Video uploaded to social media shows the officers being battered by snowballs outside the rest rooms as dozens of parkgoers crowd around filming the cops and jeering at them.
“F—ing bitch,” one man can be heard screaming at the cops, while another yelled, “Get ’em out of here.”
At least one cop was repeatedly hit by snowballs, the video shows. At one point, someone runs up behind the officer and smashes a snowball into the back of the cop’s head. Police were recorded shoving two people out of the way as they walked through the gauntlet of snow hurlers.
“I want to be very clear: The behavior depicted is disgraceful, and it is criminal,” Tisch wrote on X late Monday.
The injured cops were taken to Northwell Greenwich Village Hospital with bruises, cuts and complaints of pain to their head and neck, officials said.
“Detectives protect the Mayor, public advocate, comptroller and district attorneys,” Detectives Endowment Association President Scott Munro said Wednesday. “Do you think any of them would feel good about being pelted with snowballs packed with who knows what meant to cause injury?”
Patrick Hendry, the president of the Police Benevolent Association, the city’s largest police union, called Mamdani’s comments “a complete failure of leadership.”
“By ignoring their injuries and dismissing the incident, the mayor has sent a disgraceful message to every police officer who serves this city, and a dangerous message to every person who might be looking to attack a police officer in the future,” Hendry said Tuesday.
Vallelong agrees.
“Under de Blasio, this same tone was set and we lost two cops,” Vallelong said, referring to the murders Officers Rafael Ramos and Wenjian Liu on Dec. 20, 2014. “We’re just two months into this new administration, so anything moving forward happens to police, that’s on Mamdani.”
When then-Mayor de Blasio went to the hospital to visit Ramos and Liu’s families, cops there turned their back on him in a dramatic display of anger.
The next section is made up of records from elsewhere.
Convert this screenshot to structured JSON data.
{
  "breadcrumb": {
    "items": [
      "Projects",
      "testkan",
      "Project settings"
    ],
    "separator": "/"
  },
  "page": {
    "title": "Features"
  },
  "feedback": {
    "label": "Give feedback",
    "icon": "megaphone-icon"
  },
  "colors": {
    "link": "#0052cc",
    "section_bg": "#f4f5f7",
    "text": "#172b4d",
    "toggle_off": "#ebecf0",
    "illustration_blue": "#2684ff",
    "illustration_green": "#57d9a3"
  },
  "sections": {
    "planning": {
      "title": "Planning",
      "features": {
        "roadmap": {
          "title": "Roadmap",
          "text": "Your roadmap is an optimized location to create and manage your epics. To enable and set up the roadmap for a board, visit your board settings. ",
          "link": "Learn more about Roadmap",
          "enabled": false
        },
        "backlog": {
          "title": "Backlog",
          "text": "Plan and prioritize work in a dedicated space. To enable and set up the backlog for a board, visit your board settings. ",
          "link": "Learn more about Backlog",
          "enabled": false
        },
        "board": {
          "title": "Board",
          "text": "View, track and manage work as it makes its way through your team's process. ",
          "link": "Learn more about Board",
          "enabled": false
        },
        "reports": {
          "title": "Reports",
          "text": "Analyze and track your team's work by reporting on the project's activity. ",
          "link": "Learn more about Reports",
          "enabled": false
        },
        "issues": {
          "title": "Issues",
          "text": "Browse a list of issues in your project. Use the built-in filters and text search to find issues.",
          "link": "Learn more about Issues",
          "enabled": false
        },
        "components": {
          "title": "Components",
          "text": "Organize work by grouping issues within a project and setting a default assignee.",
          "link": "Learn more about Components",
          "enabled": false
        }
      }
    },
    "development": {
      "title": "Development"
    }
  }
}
Many cops and union officials blamed de Blasio’s support for Black Lives Matter and other protesters against police brutality for fomenting anti-cop sentiment that culminated in the slayings.
“He needs to lead this city,” Vallelong said of Mamdani. “He can’t sit back in a high chair and be a kid in an adult’s world.”
Cops are asking anyone with information on the snow hurlers to call Crime Stoppers at (800) 577-TIPS. All calls will be kept confidential.